Anyway, I have decided to get lessons in Sat Nav operations, so that wherever I go again I will not get lost – I can’t expect Eamon Kelly to save me every time!

‘Old route’ to Dublin offers sobering sights

Fresh from my trip to Woodmount, on Saturday afternoon Carol and I headed to Dublin to visit our daughter Lisa and her family.

We decided to go by bus, and accordingly headed off from Athlone on Citylink. There was a time the ad used to tell us to ‘Let CIE do the driving’, but sadly they (now known as Bus Éireann) have no service to Dublin at all. The other service provider, Aircoach, do not acknowledge or accept the free travel pass, and there was no way I was going to pay their €40 fee. I don’t know why they won’t take it, but for all of us who spent so long trying to get to pension age, it’s one of the few benefits that comes with getting old, so I for one hate having to give it up.

And so off we went with Citylink. It was great to go on the old roads rather than the motorway, and we stopped in every town and village on the way. It’s been a long time since I travelled on those roads, and it was interesting to see how unkind time has been to many of the small towns.

We all talk about the destruction of rural Ireland, but in every village and town we passed through, it was all too plain to see. Businesses – big and small – were closed all over the place, derelict buildings were plain to be seen, and I have to say it was a sobering experience to travel along the route after all the years.

And yet it was a trip that I really enjoyed, because the truth is that travelling by motorway can be relatively boring, but going through all the villages and towns kept offering up more and more different sights. As I said, not all were inspiring, but they were certainly interesting.


The curious case of the popularity of ‘The Monk’

The criminal world has always held a certain fascination for people like me. Since the terrible murder of Veronica Guerin in June 1996, allegedly on the orders of gangland crime boss John Gilligan, we have all become familiar with major Irish crime figures like the Kinahans and the Monk, i.e.
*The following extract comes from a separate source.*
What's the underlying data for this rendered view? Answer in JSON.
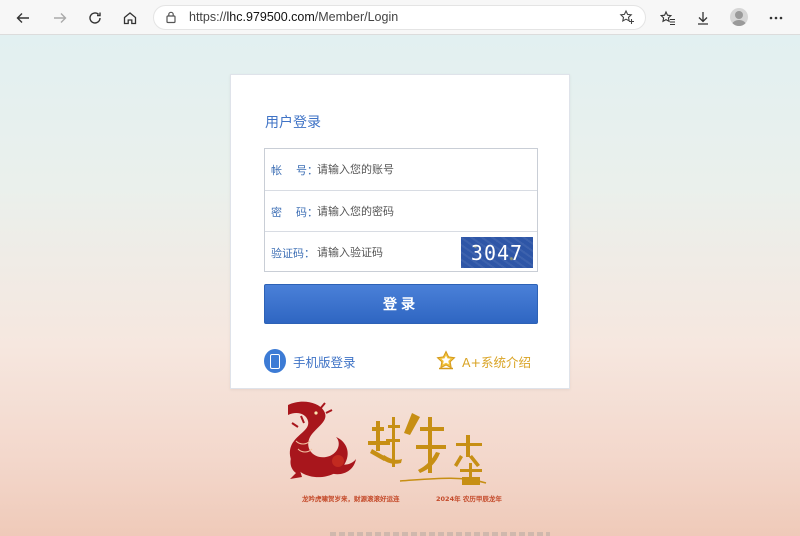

Gerry Hutch.

The recent acquittal of the Monk on a charge of the murder of Kinahan gang member David Byrne in the infamous Regency Hotel shooting incident brought new attention on the Kinahan-Hutch feud, and an RTÉ documentary shone a light on the huge amount of planning that went into the failed hit on Daniel Kinahan’s life. Now I won’t go into the nitty-gritty of the whole affair – as you would need a book to go through all of that – but, as a sort of an amateur crime follower, two things have stood out for me.
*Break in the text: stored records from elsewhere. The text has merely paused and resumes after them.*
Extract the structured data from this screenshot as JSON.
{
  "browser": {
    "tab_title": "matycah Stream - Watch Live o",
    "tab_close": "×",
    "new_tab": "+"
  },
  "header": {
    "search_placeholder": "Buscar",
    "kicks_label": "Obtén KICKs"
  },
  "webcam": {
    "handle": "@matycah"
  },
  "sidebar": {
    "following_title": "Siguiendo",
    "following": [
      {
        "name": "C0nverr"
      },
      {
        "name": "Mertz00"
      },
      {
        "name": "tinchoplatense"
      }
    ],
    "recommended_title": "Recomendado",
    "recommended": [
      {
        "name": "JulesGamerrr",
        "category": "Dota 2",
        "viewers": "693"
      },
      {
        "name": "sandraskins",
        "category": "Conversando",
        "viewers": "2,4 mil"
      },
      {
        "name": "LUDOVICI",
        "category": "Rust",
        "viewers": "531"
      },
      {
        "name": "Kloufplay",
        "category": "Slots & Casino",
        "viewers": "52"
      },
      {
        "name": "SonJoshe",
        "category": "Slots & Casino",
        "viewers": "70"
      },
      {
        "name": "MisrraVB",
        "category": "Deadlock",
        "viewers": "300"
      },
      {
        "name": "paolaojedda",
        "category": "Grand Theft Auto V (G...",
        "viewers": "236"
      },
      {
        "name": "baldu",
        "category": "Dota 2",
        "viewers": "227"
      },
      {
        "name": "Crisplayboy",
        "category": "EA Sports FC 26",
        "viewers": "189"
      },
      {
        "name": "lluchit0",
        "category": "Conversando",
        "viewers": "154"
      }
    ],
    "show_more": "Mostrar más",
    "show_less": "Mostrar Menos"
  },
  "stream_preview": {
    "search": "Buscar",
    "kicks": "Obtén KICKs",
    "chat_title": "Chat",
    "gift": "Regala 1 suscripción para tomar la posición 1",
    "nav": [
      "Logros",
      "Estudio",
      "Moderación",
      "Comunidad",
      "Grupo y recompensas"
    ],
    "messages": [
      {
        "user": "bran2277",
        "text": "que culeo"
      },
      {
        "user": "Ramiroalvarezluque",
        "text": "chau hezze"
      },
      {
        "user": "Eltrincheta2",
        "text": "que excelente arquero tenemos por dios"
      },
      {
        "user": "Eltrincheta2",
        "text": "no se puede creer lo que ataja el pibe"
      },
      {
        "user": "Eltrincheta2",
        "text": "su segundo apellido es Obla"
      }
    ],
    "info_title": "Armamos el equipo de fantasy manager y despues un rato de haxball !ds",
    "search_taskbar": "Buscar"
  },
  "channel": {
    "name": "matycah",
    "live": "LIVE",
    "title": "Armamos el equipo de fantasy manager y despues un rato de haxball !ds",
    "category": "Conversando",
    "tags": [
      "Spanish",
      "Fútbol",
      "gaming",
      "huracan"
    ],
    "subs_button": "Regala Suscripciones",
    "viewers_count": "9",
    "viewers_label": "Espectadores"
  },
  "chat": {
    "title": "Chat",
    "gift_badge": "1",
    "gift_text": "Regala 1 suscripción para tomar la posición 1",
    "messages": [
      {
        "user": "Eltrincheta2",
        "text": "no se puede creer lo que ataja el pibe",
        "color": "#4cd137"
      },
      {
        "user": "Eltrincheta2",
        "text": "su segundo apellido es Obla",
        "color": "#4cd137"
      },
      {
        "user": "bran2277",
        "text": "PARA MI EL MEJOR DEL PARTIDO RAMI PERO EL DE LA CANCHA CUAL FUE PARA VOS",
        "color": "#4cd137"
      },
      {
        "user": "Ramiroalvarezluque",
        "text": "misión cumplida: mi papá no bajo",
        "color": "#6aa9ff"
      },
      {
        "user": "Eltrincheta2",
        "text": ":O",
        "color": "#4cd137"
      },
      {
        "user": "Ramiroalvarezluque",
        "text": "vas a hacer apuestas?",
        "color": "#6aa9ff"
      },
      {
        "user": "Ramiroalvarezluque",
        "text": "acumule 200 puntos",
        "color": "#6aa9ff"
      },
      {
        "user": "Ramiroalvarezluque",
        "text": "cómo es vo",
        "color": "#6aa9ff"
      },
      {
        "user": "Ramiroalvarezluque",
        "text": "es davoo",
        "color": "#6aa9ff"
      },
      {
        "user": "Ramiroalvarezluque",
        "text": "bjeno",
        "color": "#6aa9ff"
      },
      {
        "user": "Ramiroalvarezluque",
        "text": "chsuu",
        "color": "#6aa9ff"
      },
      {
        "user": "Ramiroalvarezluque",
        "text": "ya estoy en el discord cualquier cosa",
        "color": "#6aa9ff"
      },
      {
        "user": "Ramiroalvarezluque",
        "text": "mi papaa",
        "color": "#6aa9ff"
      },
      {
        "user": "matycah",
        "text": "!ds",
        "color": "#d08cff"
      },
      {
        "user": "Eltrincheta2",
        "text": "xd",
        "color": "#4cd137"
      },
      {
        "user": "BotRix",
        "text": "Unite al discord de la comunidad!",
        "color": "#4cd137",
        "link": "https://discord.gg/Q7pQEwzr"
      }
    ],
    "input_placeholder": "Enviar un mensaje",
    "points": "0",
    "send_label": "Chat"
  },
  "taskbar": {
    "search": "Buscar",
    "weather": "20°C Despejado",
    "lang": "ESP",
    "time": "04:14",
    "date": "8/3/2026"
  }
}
The first was the fact that the prosecution’s case relied almost exclusively on the testimony of a proven liar, Jonathan Dowdall, and I have to say that, right from the start, I felt there was no way the state would ever get a successful result. You would have to wonder why their highly-paid legal team didn’t see that when the likes of me could!

The other thing that came out of Hutch’s acquittal was confirmation that despite their crimes, some criminals achieve an almost saint-like status in their communities. According to crime writer Nicola Tallant, the scenes when the Monk made his way out of court after his acquittal had to be seen to believed. Car horns were being honked, bystanders were applauding, and you would swear you were watching something like a high profile wedding – rather than a criminal’s acquittal on a very serious murder charge.
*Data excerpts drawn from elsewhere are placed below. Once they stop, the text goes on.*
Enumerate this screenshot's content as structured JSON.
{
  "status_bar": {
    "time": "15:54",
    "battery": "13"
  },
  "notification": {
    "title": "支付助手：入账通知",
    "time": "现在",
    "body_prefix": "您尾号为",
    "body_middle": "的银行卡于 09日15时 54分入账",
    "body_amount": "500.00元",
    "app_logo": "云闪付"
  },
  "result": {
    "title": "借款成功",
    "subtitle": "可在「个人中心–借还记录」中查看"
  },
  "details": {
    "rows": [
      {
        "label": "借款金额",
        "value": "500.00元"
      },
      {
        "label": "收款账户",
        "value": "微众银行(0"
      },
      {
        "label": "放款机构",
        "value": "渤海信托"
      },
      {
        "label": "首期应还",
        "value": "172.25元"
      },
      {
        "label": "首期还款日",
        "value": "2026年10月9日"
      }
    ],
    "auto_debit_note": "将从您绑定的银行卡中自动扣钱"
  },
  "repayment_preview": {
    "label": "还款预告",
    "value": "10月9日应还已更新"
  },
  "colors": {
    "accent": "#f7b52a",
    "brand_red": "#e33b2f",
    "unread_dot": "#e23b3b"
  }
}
However, as Nicola Tallant said, the Monk has always managed to be seen as a sort of Robin Hood type of figure, and his constant denial of having anything to do with drugs has endeared him to the public. He has also always been actively involved in his own community, especially in the local boxing club.

Anyway, it seems he has a huge portfolio of property in Spain, so everyone reckons he’ll be heading over there fairly soon. It’s safe to say that he’ll spend the rest of his life looking over his shoulder, so it would make you wonder if a life of crime, even a seemingly successful one, is ever worth it.

And finally…

Mikeen Roarke has asked me to ask anyone who still has cards and money for the Creggs charities’ walk to drop them in to him as soon as possible as the committee want to get everything wrapped up as quickly as they can.